South Atlanta Students Honored With State Resolutions for Winning National 3DE Case Challenge Championship

A group of South Atlanta High School 10th graders were officially recognized on May 14 for winning first-place honors at the inaugural 2021 3DE Schools National Championship Home Depot Case Challenge Competition.

During a special recognition ceremony, Justin Freeman, Jaliyah Scales, Bishop Seabrook, Jacobe Swanson, and Zakeriah Thomas were each presented with a Georgia House resolution from State Rep. Kim Schofield for their ingenuity and ability to offer STEM-based solutions to a case challenge from Home Depot.

During the ceremony, Rep. Schofield and others praised the students’ ability to work together as a team while providing a unique approach to solving complex problems. As a group, they were challenged with creating solutions to help engage customers with their use of carts while shopping at The Home Depot stores. Some of those solutions included providing a motorized function to move shopping carts at an accelerated pace, as well as using GPS to locate the cart, in addition to store aisles and products.

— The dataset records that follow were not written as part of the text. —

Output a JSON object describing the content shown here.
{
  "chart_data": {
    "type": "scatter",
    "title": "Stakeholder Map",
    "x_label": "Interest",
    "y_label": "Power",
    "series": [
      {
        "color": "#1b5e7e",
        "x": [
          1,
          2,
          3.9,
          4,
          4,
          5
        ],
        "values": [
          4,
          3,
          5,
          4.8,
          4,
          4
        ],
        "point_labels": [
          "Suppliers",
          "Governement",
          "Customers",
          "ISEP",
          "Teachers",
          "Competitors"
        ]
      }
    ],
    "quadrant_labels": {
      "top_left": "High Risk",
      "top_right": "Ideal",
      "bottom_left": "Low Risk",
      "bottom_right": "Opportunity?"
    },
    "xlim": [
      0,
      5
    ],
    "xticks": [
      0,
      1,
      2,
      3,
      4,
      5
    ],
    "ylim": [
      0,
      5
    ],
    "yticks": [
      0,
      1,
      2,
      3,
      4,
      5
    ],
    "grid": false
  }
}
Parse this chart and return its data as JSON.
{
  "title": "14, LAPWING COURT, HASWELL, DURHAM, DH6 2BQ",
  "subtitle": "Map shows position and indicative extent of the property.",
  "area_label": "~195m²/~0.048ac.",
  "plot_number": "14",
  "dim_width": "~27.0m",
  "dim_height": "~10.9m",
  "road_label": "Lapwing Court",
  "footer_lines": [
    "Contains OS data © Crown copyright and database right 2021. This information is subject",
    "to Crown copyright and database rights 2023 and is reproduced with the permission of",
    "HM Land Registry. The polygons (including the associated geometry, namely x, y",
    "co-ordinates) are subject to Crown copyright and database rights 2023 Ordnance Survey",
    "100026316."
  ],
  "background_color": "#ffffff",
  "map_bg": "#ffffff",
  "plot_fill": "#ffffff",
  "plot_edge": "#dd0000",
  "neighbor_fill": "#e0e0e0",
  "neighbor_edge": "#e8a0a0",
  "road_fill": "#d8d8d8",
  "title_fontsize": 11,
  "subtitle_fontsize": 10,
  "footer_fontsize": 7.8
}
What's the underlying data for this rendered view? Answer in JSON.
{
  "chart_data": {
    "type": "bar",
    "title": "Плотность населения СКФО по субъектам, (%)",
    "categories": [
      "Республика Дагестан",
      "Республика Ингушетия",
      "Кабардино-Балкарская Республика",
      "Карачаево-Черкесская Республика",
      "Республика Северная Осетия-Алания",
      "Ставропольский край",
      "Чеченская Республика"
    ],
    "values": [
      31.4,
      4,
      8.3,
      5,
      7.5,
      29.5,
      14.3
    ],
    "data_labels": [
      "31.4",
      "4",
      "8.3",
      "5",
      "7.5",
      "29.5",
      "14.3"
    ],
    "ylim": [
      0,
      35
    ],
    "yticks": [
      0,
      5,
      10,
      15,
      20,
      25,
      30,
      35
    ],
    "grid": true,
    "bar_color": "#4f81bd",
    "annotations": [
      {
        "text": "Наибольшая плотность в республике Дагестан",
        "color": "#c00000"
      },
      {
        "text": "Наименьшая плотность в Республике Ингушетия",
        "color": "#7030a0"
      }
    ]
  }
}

“These students had an opportunity to effectively collaborate and come up with solutions that some Fortune 500 companies could not come up with on their own,” said Keene Walker, a ninth-grade 3DE and social studies teacher at South Atlanta. “This is especially important to South Atlanta because we’re actually changing the mindset of students and not just giving them traditional book work. This has awakened these students’ genius, and now everyone can see they’re executing their genius.”

The Home Depot partnered with 3DE Schools for the national STEM competition that took place virtually Jan. 22. During the case launch, students were charged with using the STEM Design Thinking Process to assist The Home Depot in creating innovative ideas to bring the in-store experience for Do-It-Yourself (DIY) customers. Students had five weeks to complete their projects.

Specifically, 3DE Schools is an instructional model that re-engineers high school education to be more relevant, experiential, and authentically connected to the complexities of the real world in order to more fully prepare today’s students for the demands of tomorrow’s economy.

“3DE makes learning relevant, authentic, and experiential for high school students,” said 3DE Partnership Manager Joi Turner.

“The goal is to make learning relevant, authentic, and experiential for our high school students. We combine real world problems that companies have with what they are learning in their subjects at schools,” Turner said. “We do this by exposing our students to local and national companies. 3DE partners with companies and we offer our students the opportunity to interface with the companies to solve problems that they may have had in the past.”

Through project-based learning, 3DE students use the knowledge they learn in the content areas at school to help solve such problems, Turner noted.

“This solves the question that we hear from our students, which is “how is what I am learning in my math class relate to what I may be doing in a job?” These projects/challenges make learning relevant to our students,” she said.

Jaliyah Scales said she’s learned more than she could ever imagine from the program.

“3DE has definitely taught all of us how to pitch and present different ideas and solutions to real problems,” Jaliyah said. “This, along with the constant team work, allows us to learn effective collaboration, and coming up with solutions to these problems has definitely shed light on the concept of critical thinking for us. I am very thankful for 3DE because it’s helped me get past my shy demeanor. I can now take confidence in my abilities, and I have all of my teachers to thank for that.”

Principal Dr. Patricia Ford couldn’t be more proud of her students.

“This has shown our kids that they’re in the running to show their greatness and affords them the opportunity to be exposed to what’s beyond the realm of where they live in their community,” Dr. Ford said. “Preparedness and exposure presents opportunities, and once students are prepared and have the opportunity, they can sell themselves. Being exposed to The Home Depot and other Fortune 500 companies helps to create a roadmap for our kids for success beyond high school.”